The crowd nearly filled the floor at The Republik with a cool mix of ages and types; this was an enthusiastic group of fans, ready to sing along at the urging of each band member.
The band had a set list of songs, starting with “Gallina,” but there was no scripted feel in the natural flow of the music in The Republik that night. I’m guessing experience has given Ozomatli a strategy for rolling out the high-energy verses, solos and sing-alongs. Whatever the background, the music proved rewarding.
As guitarist Raul Pacheco promised in an interview before Ozomatli arrived in Hawaii, the band played a mix of favorite songs with brand-new pieces that will likely show up on the band’s next album. Ozomatli also played a show on Maui Friday night.
With a steady arc that included Afro-Latino poly-rhythm, rotating frontmen and a strategy of including each body in the club, we all felt moved and part of the party. Two horn players gave some songs a great, retro feel, banging up against ska and classic rock, but never sounding impersonal or rote.

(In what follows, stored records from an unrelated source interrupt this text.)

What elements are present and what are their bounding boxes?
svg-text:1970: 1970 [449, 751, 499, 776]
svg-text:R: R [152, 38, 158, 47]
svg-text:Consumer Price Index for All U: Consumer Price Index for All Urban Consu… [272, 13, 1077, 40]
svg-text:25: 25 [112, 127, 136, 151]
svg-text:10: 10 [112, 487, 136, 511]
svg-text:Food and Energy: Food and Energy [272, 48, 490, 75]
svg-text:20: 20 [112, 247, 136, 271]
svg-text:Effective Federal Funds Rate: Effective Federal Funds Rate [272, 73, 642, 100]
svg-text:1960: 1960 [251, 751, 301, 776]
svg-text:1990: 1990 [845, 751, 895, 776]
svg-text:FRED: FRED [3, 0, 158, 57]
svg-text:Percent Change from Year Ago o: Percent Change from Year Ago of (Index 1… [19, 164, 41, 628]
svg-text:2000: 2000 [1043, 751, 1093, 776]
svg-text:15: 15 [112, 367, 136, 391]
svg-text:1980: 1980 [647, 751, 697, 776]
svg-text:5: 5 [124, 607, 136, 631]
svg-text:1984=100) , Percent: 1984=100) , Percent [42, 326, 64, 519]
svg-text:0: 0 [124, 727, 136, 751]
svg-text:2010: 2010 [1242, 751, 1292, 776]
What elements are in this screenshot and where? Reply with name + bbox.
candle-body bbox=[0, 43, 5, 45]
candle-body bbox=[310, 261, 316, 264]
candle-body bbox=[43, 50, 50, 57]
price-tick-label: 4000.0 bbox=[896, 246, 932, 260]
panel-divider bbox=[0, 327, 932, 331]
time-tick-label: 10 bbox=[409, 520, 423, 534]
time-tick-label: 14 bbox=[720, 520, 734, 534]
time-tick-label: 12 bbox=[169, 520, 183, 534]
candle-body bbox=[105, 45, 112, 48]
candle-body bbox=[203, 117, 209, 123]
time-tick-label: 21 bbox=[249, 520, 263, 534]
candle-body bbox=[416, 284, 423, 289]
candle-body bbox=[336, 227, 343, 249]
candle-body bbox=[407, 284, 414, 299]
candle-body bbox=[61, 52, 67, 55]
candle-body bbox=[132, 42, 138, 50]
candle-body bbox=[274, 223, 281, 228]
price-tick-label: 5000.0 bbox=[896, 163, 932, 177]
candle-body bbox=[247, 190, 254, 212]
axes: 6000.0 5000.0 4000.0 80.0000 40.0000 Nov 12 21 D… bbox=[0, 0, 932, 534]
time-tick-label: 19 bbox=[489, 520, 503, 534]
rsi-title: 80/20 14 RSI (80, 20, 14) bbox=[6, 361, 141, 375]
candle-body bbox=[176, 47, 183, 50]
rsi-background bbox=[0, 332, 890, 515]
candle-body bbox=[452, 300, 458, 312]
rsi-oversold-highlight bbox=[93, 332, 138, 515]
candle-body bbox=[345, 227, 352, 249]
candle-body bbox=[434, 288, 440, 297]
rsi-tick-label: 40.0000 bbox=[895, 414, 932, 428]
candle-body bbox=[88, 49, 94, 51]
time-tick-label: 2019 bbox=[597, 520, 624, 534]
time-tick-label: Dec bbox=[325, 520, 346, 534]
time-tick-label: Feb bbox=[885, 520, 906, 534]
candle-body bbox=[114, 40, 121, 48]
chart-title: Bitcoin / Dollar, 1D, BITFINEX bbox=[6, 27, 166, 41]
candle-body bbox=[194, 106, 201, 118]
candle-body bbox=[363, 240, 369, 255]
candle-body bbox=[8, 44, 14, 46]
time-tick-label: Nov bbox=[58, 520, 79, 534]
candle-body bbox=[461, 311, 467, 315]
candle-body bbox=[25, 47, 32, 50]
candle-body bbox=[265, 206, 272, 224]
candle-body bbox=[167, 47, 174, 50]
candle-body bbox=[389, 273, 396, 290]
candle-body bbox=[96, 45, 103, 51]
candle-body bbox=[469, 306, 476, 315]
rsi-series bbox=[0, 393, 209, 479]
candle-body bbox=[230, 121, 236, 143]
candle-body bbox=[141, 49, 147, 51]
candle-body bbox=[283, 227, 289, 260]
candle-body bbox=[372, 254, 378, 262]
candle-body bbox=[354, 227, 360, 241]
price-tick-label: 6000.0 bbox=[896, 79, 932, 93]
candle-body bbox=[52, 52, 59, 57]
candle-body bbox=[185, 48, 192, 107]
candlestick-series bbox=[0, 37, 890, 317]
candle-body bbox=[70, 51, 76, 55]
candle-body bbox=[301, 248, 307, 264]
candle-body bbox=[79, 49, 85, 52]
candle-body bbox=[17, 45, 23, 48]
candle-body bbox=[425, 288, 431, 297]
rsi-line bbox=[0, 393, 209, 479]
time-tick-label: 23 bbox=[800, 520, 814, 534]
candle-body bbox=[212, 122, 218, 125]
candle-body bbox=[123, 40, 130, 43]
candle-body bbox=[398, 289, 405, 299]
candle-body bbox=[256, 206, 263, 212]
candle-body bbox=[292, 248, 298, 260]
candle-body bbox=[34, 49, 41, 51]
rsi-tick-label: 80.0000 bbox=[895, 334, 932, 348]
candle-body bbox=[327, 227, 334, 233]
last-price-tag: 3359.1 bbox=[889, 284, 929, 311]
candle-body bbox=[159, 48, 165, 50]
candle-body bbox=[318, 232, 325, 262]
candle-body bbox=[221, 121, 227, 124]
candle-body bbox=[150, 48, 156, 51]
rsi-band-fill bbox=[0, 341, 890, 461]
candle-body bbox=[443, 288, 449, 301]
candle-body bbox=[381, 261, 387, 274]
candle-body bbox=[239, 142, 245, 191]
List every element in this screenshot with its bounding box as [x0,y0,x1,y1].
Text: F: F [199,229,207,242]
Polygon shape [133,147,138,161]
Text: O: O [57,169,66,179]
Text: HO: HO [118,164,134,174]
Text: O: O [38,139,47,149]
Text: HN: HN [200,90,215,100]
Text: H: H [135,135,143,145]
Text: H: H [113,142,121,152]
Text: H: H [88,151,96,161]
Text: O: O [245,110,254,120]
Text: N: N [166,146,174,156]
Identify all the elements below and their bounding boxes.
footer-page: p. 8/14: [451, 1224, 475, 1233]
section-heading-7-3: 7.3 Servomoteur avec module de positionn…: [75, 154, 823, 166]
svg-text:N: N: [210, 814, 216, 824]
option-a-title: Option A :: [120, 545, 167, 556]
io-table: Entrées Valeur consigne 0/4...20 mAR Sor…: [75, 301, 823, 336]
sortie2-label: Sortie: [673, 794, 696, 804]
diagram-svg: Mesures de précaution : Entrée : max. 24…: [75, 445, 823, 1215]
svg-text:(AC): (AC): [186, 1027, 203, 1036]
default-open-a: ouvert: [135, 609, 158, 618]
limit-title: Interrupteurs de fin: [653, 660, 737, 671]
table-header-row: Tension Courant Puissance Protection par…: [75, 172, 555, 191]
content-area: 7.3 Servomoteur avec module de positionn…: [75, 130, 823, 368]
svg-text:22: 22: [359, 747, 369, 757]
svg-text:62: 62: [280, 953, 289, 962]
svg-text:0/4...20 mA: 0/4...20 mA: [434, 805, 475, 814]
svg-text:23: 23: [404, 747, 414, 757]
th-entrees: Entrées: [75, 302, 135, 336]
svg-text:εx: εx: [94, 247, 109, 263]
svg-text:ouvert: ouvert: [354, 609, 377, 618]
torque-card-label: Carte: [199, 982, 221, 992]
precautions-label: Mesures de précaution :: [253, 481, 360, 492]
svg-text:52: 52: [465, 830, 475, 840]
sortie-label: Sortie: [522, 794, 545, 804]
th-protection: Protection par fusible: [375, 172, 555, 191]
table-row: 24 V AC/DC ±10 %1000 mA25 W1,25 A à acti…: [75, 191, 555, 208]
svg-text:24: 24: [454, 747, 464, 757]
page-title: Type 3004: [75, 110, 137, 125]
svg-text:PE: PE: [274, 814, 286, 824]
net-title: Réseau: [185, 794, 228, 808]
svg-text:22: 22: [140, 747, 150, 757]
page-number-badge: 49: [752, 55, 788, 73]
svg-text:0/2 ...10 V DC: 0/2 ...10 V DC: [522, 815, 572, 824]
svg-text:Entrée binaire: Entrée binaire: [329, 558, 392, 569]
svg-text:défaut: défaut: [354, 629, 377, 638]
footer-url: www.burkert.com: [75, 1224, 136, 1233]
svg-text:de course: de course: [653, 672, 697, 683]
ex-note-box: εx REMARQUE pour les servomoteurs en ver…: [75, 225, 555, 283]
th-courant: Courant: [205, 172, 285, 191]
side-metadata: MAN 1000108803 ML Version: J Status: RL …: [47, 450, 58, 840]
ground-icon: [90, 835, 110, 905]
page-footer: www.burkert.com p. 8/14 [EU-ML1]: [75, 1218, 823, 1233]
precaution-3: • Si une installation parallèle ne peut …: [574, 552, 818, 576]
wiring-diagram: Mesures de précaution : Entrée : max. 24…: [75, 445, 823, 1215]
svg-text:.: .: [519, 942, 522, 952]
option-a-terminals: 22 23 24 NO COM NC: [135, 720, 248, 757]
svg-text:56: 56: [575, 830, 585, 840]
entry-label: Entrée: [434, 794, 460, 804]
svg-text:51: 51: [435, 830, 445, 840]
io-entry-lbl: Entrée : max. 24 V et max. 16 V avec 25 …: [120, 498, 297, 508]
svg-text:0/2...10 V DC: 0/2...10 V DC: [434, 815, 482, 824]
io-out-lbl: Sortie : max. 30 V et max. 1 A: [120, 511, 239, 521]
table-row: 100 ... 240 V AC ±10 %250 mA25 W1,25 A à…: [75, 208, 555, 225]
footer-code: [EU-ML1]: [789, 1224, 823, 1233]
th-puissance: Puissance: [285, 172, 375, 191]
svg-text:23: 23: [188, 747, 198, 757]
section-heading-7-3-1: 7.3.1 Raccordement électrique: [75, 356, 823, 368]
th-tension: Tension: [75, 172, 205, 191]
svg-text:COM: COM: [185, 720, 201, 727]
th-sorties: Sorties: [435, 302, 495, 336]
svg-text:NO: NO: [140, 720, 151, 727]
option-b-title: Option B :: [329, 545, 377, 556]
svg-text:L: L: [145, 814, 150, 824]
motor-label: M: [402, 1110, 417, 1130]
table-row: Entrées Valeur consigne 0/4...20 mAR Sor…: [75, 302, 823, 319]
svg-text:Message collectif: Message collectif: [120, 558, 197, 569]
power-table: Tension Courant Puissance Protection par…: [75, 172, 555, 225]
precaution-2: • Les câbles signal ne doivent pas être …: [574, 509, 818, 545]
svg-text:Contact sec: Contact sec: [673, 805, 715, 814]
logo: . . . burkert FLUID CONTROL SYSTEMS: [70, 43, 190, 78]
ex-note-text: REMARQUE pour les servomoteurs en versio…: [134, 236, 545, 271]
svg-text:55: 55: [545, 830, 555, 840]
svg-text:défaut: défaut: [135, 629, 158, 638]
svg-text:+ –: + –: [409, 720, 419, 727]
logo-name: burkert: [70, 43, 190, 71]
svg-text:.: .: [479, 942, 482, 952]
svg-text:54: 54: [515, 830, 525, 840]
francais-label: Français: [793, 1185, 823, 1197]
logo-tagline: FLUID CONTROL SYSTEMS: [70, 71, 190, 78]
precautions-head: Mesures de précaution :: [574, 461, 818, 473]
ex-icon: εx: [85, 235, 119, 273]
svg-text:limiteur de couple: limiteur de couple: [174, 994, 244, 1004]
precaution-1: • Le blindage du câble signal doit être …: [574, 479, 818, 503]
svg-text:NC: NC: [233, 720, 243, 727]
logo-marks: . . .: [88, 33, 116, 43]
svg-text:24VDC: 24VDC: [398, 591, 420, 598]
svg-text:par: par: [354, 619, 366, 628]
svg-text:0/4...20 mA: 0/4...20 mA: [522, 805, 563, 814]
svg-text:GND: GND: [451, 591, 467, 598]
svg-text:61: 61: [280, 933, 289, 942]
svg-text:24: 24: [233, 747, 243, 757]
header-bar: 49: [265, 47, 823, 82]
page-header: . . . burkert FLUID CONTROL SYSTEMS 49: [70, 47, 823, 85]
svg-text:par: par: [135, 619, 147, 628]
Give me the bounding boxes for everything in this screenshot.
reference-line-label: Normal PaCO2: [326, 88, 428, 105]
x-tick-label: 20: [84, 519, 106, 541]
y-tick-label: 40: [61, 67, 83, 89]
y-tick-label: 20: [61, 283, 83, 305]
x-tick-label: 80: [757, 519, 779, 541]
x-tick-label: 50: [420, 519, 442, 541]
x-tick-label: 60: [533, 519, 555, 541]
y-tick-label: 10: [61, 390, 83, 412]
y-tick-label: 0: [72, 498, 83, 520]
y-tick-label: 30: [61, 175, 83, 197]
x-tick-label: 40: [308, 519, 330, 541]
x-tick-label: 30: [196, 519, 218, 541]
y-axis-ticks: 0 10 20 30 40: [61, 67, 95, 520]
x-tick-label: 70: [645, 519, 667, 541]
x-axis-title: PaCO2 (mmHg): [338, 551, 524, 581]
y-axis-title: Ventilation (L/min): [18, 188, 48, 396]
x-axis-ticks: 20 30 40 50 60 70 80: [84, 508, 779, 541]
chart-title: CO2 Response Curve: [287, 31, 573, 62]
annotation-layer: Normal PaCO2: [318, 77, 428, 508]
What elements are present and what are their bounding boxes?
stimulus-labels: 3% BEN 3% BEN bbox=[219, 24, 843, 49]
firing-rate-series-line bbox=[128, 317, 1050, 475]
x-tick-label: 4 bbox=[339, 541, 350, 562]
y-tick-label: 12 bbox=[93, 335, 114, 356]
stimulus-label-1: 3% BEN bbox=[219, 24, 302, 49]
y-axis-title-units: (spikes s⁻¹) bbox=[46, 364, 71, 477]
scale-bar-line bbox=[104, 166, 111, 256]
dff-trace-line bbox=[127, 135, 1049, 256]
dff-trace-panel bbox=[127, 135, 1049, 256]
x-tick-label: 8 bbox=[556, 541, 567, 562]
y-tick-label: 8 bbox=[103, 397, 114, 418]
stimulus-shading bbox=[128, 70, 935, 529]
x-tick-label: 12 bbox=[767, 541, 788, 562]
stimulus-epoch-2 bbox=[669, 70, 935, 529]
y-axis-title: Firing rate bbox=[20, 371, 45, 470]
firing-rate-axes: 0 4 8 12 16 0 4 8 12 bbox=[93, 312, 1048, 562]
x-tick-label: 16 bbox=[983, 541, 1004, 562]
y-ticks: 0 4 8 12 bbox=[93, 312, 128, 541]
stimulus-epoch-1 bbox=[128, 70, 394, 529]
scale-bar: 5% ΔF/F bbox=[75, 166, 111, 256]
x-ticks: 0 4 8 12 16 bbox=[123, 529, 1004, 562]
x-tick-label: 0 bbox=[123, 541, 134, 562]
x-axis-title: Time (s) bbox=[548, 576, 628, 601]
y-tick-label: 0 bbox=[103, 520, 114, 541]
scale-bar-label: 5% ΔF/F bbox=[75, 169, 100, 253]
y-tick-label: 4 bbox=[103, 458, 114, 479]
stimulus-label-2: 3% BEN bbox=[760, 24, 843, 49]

The Republik is an ideal venue for a show like this. No one should sit or hang back during an Ozomatli show, and this room, a dedicated space for live music, funneled fans in front of the stage.
TV screens allowed wallflowers to see everything if they didn’t want to brave the crowd, but most set up camp front and center. It’s a tribute to the band that there were so many fans jumping and singing along with little conflict.
Ozomatli hit a peak with an ideal choice, “Saturday Night.” The song epitomizes the band’s approach, giving every member a voice, calling out to the crowd and paying homage to the pure pleasure of expression: “Dip, dive, socialize — get ready for the Saturday night.”
Most of us were dancing throughout the night. Some songs thoughout the set were very much retro hip-hop and funk, but the band members sold it with such charm that we didn’t feel dated in singing along.
There were plenty of other high points, including tasty solos and reggae-flavored interludes. Justin “Niño” Porée has taken charge of rapping for the band, and he sold it, stalking the stage, calling us out to “Jump! Jump! Jump! Jump!” and delivering in melodic, charismatic style.
Another lifetime thrill was Ozomatli’s finale. The band members jumped into the audience, carrying their silver drum kit with them, and deliberately made their way through the crowd, chanting and working the beat. As the drum got closer, you could not escape the boom-bap. At the end, the guys worked their way up to the front room for a few last, adrenaline-crazed and joyful minutes of drumming and shouting.
Scenes like that remind you of the power and potential we have, when we band together. For me, and likely for many at the concert, that’s what Ozomatli stands for.